Six niveaux couvrent tous les cas d'usage réels que j'ai rencontrés. Au-delà, l'arbre devient ingérable pour l'utilisateur. La limite protège aussi contre les requêtes récursives trop profondes qui pourraient impacter les performances. En pratique, 3-4 niveaux suffisent pour 95% des organisations.
Est-ce que les requêtes récursives posent des problèmes de performance ?
Avec un index sur parent_id et une limite de profondeur, les performances sont excellentes même avec des centaines de groupes. Une requête récursive sur 6 niveaux prend moins de 10ms sur Supabase PostgreSQL. Le vrai risque est un cycle de références (group A parent de B, B parent de A) — la clause WHERE depth < 6 protège contre ça.
Comment gérer l'invitation de nouveaux membres ?
L'admin d'un groupe peut inviter par email ou par lien de partage. L'invité rejoint le groupe avec le rôle choisi par l'admin. Si le groupe a des sous-groupes, l'invité n'a accès qu'au groupe dans lequel il a été invité — sauf si un admin du parent lui donne explicitement accès.

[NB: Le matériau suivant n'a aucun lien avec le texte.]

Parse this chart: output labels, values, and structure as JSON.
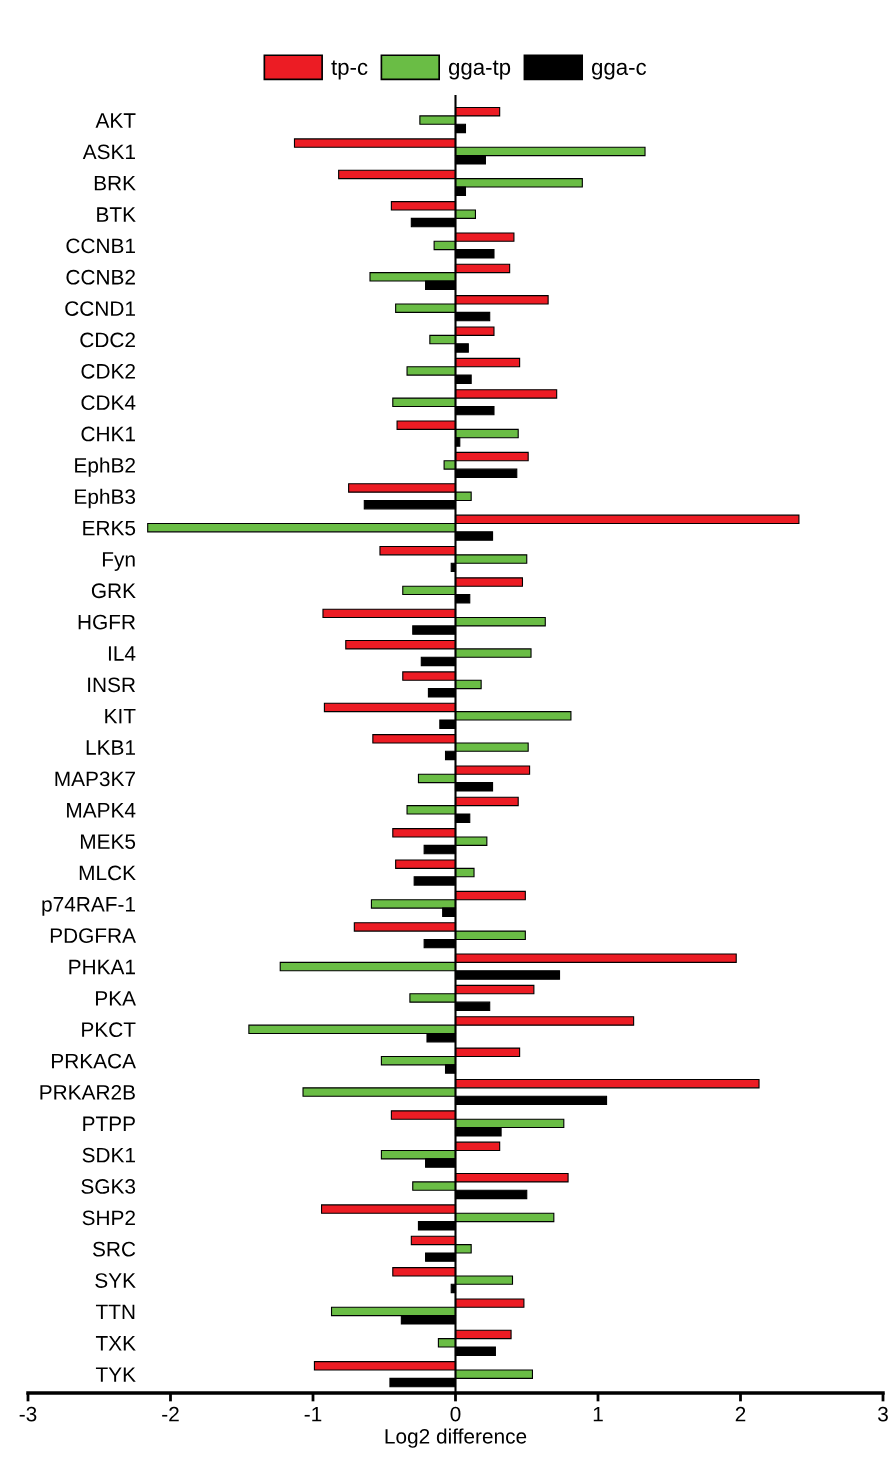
{
  "chart_data": {
    "type": "bar",
    "orientation": "horizontal",
    "xlabel": "Log2 difference",
    "categories": [
      "AKT",
      "ASK1",
      "BRK",
      "BTK",
      "CCNB1",
      "CCNB2",
      "CCND1",
      "CDC2",
      "CDK2",
      "CDK4",
      "CHK1",
      "EphB2",
      "EphB3",
      "ERK5",
      "Fyn",
      "GRK",
      "HGFR",
      "IL4",
      "INSR",
      "KIT",
      "LKB1",
      "MAP3K7",
      "MAPK4",
      "MEK5",
      "MLCK",
      "p74RAF-1",
      "PDGFRA",
      "PHKA1",
      "PKA",
      "PKCT",
      "PRKACA",
      "PRKAR2B",
      "PTPP",
      "SDK1",
      "SGK3",
      "SHP2",
      "SRC",
      "SYK",
      "TTN",
      "TXK",
      "TYK"
    ],
    "series": [
      {
        "name": "tp-c",
        "color": "#ec1c24",
        "values": [
          0.31,
          -1.13,
          -0.82,
          -0.45,
          0.41,
          0.38,
          0.65,
          0.27,
          0.45,
          0.71,
          -0.41,
          0.51,
          -0.75,
          2.41,
          -0.53,
          0.47,
          -0.93,
          -0.77,
          -0.37,
          -0.92,
          -0.58,
          0.52,
          0.44,
          -0.44,
          -0.42,
          0.49,
          -0.71,
          1.97,
          0.55,
          1.25,
          0.45,
          2.13,
          -0.45,
          0.31,
          0.79,
          -0.94,
          -0.31,
          -0.44,
          0.48,
          0.39,
          -0.99
        ]
      },
      {
        "name": "gga-tp",
        "color": "#6abd45",
        "values": [
          -0.25,
          1.33,
          0.89,
          0.14,
          -0.15,
          -0.6,
          -0.42,
          -0.18,
          -0.34,
          -0.44,
          0.44,
          -0.08,
          0.11,
          -2.16,
          0.5,
          -0.37,
          0.63,
          0.53,
          0.18,
          0.81,
          0.51,
          -0.26,
          -0.34,
          0.22,
          0.13,
          -0.59,
          0.49,
          -1.23,
          -0.32,
          -1.45,
          -0.52,
          -1.07,
          0.76,
          -0.52,
          -0.3,
          0.69,
          0.11,
          0.4,
          -0.87,
          -0.12,
          0.54
        ]
      },
      {
        "name": "gga-c",
        "color": "#000000",
        "values": [
          0.07,
          0.21,
          0.07,
          -0.31,
          0.27,
          -0.21,
          0.24,
          0.09,
          0.11,
          0.27,
          0.03,
          0.43,
          -0.64,
          0.26,
          -0.03,
          0.1,
          -0.3,
          -0.24,
          -0.19,
          -0.11,
          -0.07,
          0.26,
          0.1,
          -0.22,
          -0.29,
          -0.09,
          -0.22,
          0.73,
          0.24,
          -0.2,
          -0.07,
          1.06,
          0.32,
          -0.21,
          0.5,
          -0.26,
          -0.21,
          -0.03,
          -0.38,
          0.28,
          -0.46
        ]
      }
    ],
    "xlim": [
      -3,
      3
    ],
    "xticks": [
      -3,
      -2,
      -1,
      0,
      1,
      2,
      3
    ],
    "ref_lines": [
      {
        "axis": "x",
        "value": 0,
        "color": "#000000"
      }
    ],
    "legend": "top",
    "grid": false
  }
}
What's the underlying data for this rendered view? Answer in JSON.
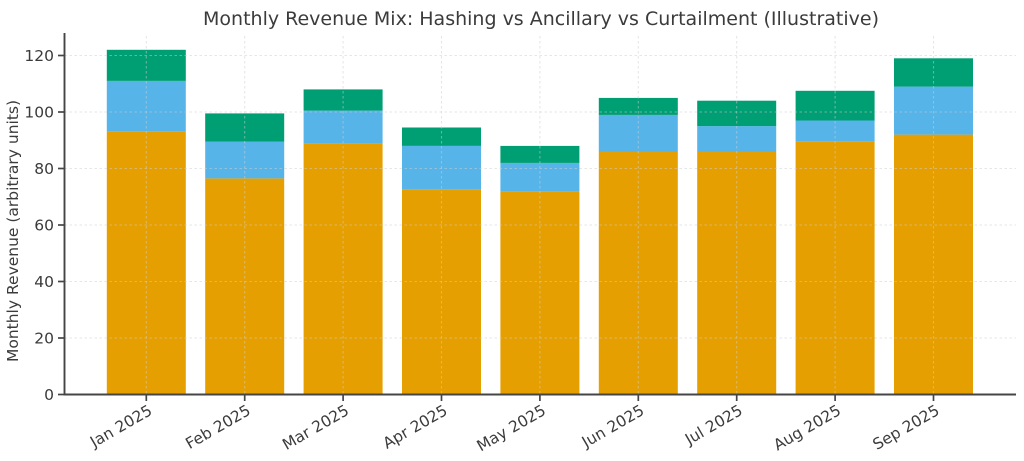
{
  "chart_data": {
    "type": "bar",
    "stacked": true,
    "title": "Monthly Revenue Mix: Hashing vs Ancillary vs Curtailment (Illustrative)",
    "xlabel": "",
    "ylabel": "Monthly Revenue (arbitrary units)",
    "categories": [
      "Jan 2025",
      "Feb 2025",
      "Mar 2025",
      "Apr 2025",
      "May 2025",
      "Jun 2025",
      "Jul 2025",
      "Aug 2025",
      "Sep 2025"
    ],
    "series": [
      {
        "name": "Hashing",
        "color": "#E69F00",
        "values": [
          93,
          76.5,
          89,
          72.5,
          72,
          86,
          86,
          89.5,
          92
        ]
      },
      {
        "name": "Ancillary",
        "color": "#56B4E9",
        "values": [
          18,
          13,
          11.5,
          15.5,
          10,
          13,
          9,
          7.5,
          17
        ]
      },
      {
        "name": "Curtailment",
        "color": "#009E73",
        "values": [
          11,
          10,
          7.5,
          6.5,
          6,
          6,
          9,
          10.5,
          10
        ]
      }
    ],
    "ylim": [
      0,
      126.9
    ],
    "yticks": [
      0,
      20,
      40,
      60,
      80,
      100,
      120
    ],
    "grid": true,
    "grid_style": "dashed",
    "legend": "none",
    "colors": {
      "text": "#3B3B3B",
      "spine": "#454545",
      "grid": "#CFCFCF",
      "background": "#FFFFFF"
    }
  }
}
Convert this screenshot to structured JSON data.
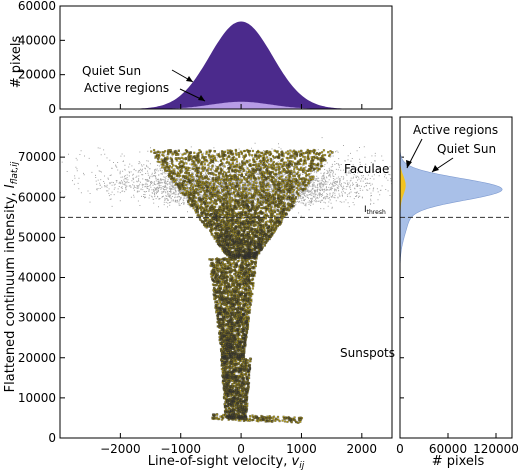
{
  "chart_data": [
    {
      "id": "top-histogram",
      "type": "area",
      "xlabel": "",
      "ylabel": "# pixels",
      "xlim": [
        -3000,
        2500
      ],
      "ylim": [
        0,
        60000
      ],
      "yticks": [
        "0",
        "20000",
        "40000",
        "60000"
      ],
      "series": [
        {
          "name": "Quiet Sun",
          "color": "#4b2a8c",
          "center": 0,
          "sigma": 520,
          "peak": 51000
        },
        {
          "name": "Active regions",
          "color": "#b79ce6",
          "center": 0,
          "sigma": 500,
          "peak": 4200
        }
      ],
      "annotations": [
        "Quiet Sun",
        "Active regions"
      ]
    },
    {
      "id": "main-scatter",
      "type": "scatter",
      "xlabel": "Line-of-sight velocity, ",
      "xlabel_var": "v",
      "xlabel_sub": "ij",
      "ylabel": "Flattened continuum intensity, ",
      "ylabel_var": "I",
      "ylabel_sub": "flat,ij",
      "xlim": [
        -3000,
        2500
      ],
      "ylim": [
        0,
        80000
      ],
      "xticks": [
        "−2000",
        "−1000",
        "0",
        "1000",
        "2000"
      ],
      "yticks": [
        "0",
        "10000",
        "20000",
        "30000",
        "40000",
        "50000",
        "60000",
        "70000"
      ],
      "threshold": 55000,
      "threshold_label": "I",
      "threshold_sub": "thresh",
      "series": [
        {
          "name": "Quiet Sun",
          "color": "#000000"
        },
        {
          "name": "Active regions",
          "color": "#b8a012"
        }
      ],
      "annotations": [
        "Faculae",
        "Sunspots"
      ]
    },
    {
      "id": "right-histogram",
      "type": "area",
      "xlabel": "# pixels",
      "ylabel": "",
      "xlim": [
        0,
        140000
      ],
      "ylim": [
        0,
        80000
      ],
      "xticks": [
        "0",
        "60000",
        "120000"
      ],
      "series": [
        {
          "name": "Quiet Sun",
          "color": "#a9c0e8",
          "center": 62000,
          "sigma": 2700,
          "peak": 125000
        },
        {
          "name": "Active regions",
          "color": "#f3c320",
          "center": 63000,
          "sigma": 2300,
          "peak": 7000
        }
      ],
      "annotations": [
        "Active regions",
        "Quiet Sun"
      ]
    }
  ]
}
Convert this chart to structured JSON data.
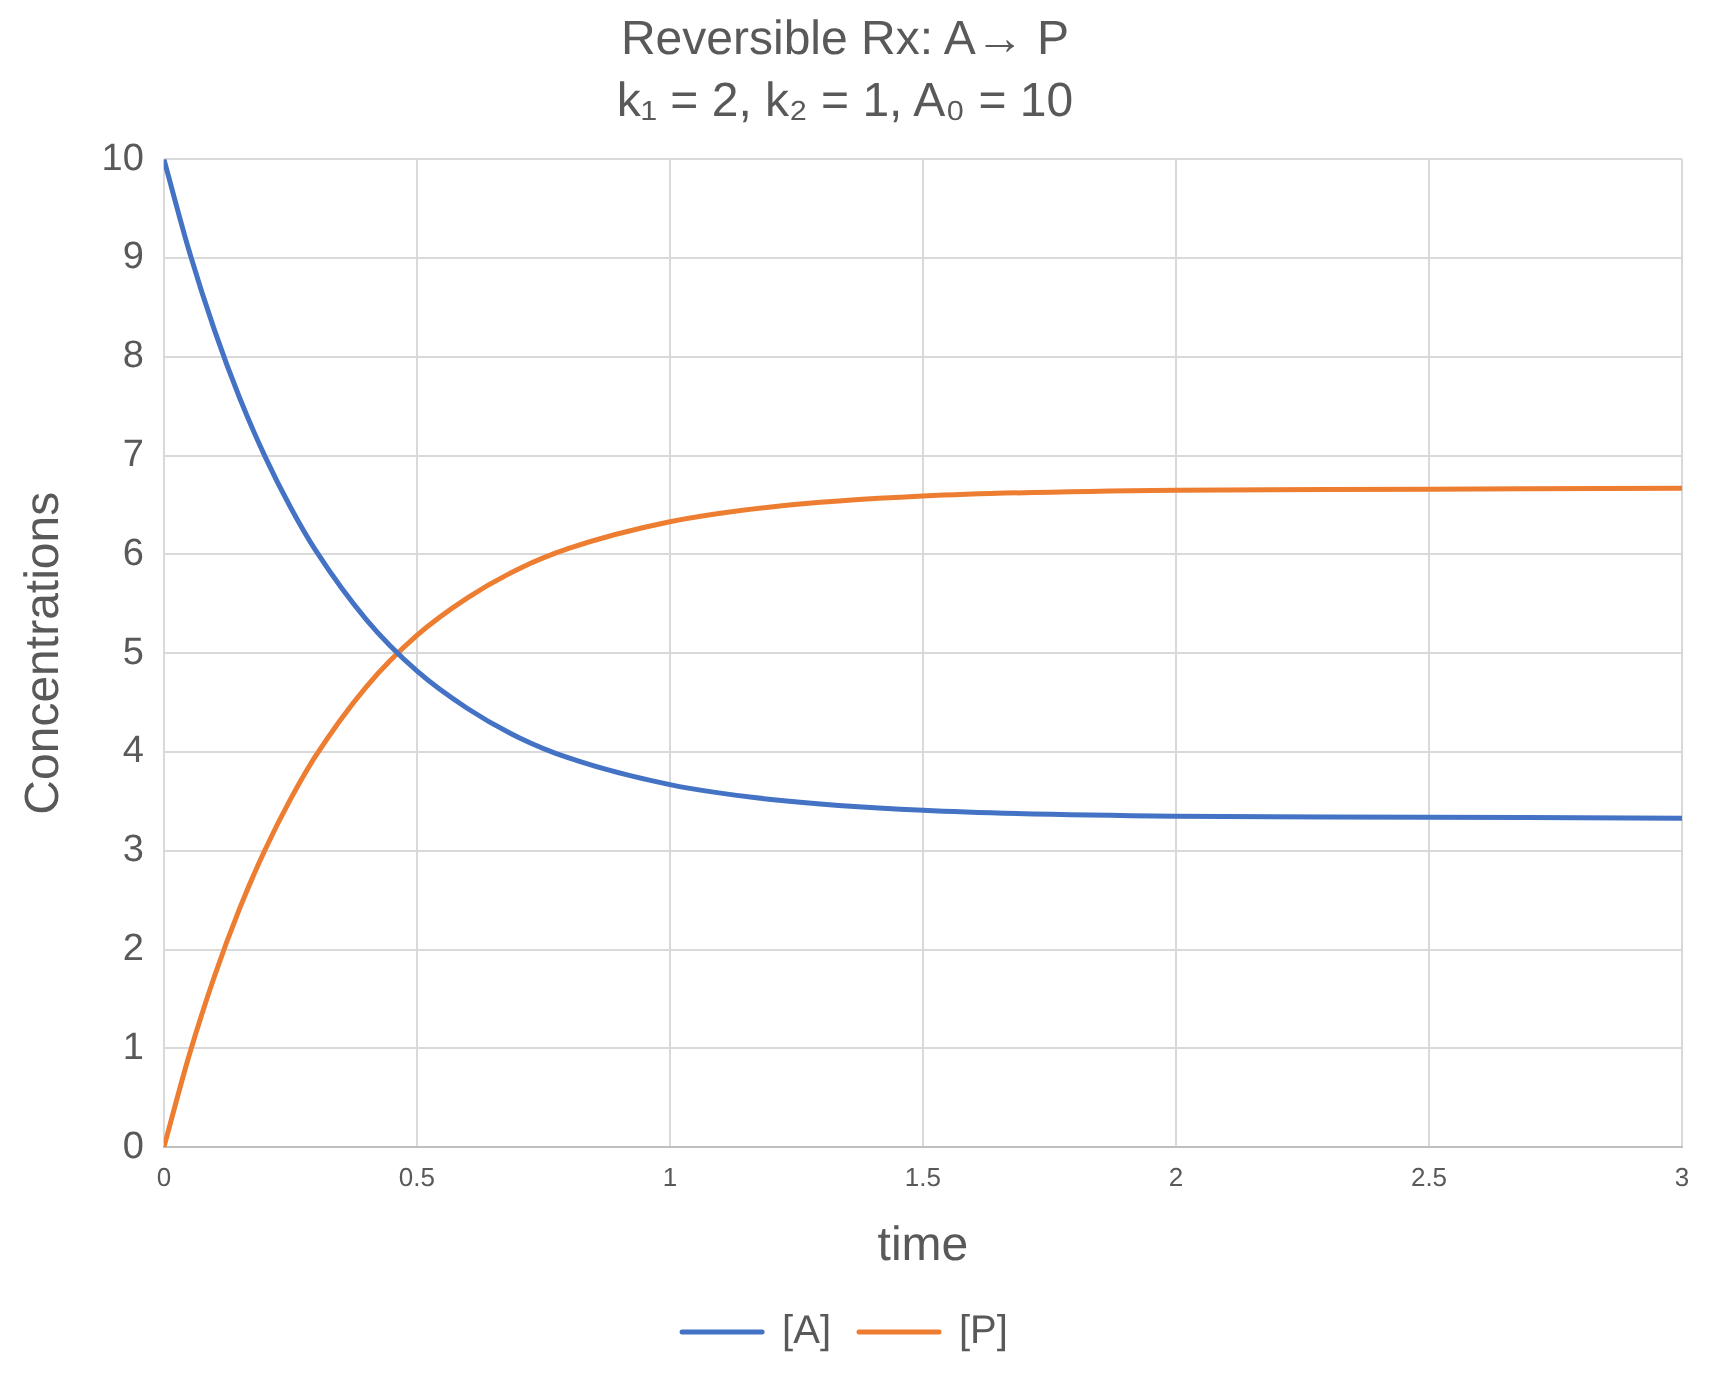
{
  "chart_data": {
    "type": "line",
    "title": "Reversible Rx: A→ P",
    "subtitle": "k₁ = 2, k₂ = 1, A₀ = 10",
    "xlabel": "time",
    "ylabel": "Concentrations",
    "x": [
      0,
      0.05,
      0.1,
      0.15,
      0.2,
      0.25,
      0.3,
      0.4,
      0.5,
      0.6,
      0.7,
      0.8,
      1,
      1.2,
      1.5,
      2,
      2.5,
      3
    ],
    "series": [
      {
        "name": "[A]",
        "color": "#4472c4",
        "values": [
          10,
          9.07,
          8.27,
          7.58,
          6.99,
          6.48,
          6.04,
          5.34,
          4.82,
          4.44,
          4.15,
          3.94,
          3.67,
          3.52,
          3.41,
          3.35,
          3.34,
          3.33
        ]
      },
      {
        "name": "[P]",
        "color": "#ed7d31",
        "values": [
          0,
          0.93,
          1.73,
          2.42,
          3.01,
          3.52,
          3.96,
          4.66,
          5.18,
          5.56,
          5.85,
          6.06,
          6.33,
          6.48,
          6.59,
          6.65,
          6.66,
          6.67
        ]
      }
    ],
    "xlim": [
      0,
      3
    ],
    "xticks": [
      0,
      0.5,
      1,
      1.5,
      2,
      2.5,
      3
    ],
    "ylim": [
      0,
      10
    ],
    "yticks": [
      0,
      1,
      2,
      3,
      4,
      5,
      6,
      7,
      8,
      9,
      10
    ],
    "grid": true,
    "legend": "bottom",
    "marker": "none",
    "line_style": "solid"
  }
}
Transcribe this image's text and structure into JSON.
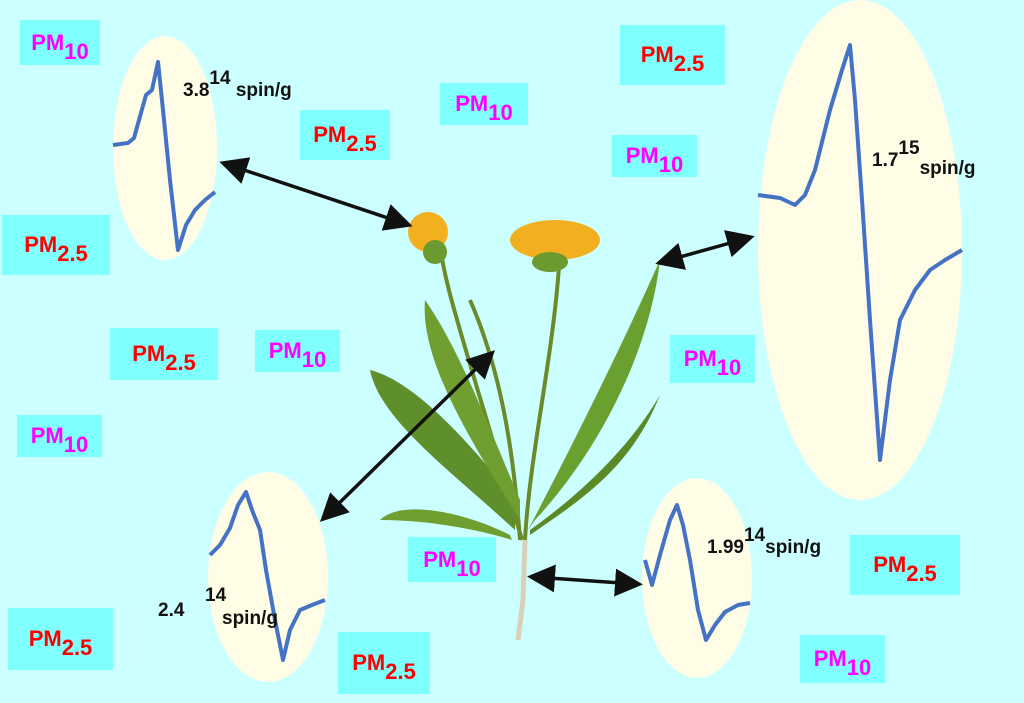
{
  "labels": {
    "pm10": {
      "main": "PM",
      "sub": "10",
      "color": "#ff00ff"
    },
    "pm25": {
      "main": "PM",
      "sub": "2.5",
      "color": "#ff0000"
    }
  },
  "spin_readings": [
    {
      "value": "3.8",
      "exponent": "14",
      "unit": "spin/g"
    },
    {
      "value": "1.7",
      "exponent": "15",
      "unit": "spin/g"
    },
    {
      "value": "2.4",
      "exponent": "14",
      "unit": "spin/g"
    },
    {
      "value": "1.99",
      "exponent": "14",
      "unit": "spin/g"
    }
  ],
  "colors": {
    "background": "#ccffff",
    "label_box": "#80ffff",
    "ellipse": "#fffde6",
    "signal": "#4472c4"
  }
}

Les checklists de groupe fonctionnent-elles différemment des checklists personnelles ?
Oui. Les checklists de groupe ont deux modes de validation : "single" (une seule personne valide pour tout le monde) et "everyone" (chaque membre doit valider individuellement). Le mode "everyone" est parfait pour les listes de courses familiales où personne n'achète la même chose.
Peut-on déplacer un groupe dans un autre groupe parent ?
Oui, un admin peut réorganiser la hiérarchie en changeant le parent_id d'un groupe. Mais c'est une opération sensible : les permissions héritées changent immédiatement, et les membres du nouveau parent voient le contenu du groupe déplacé. Un message de confirmation explicite avertit l'admin des conséquences.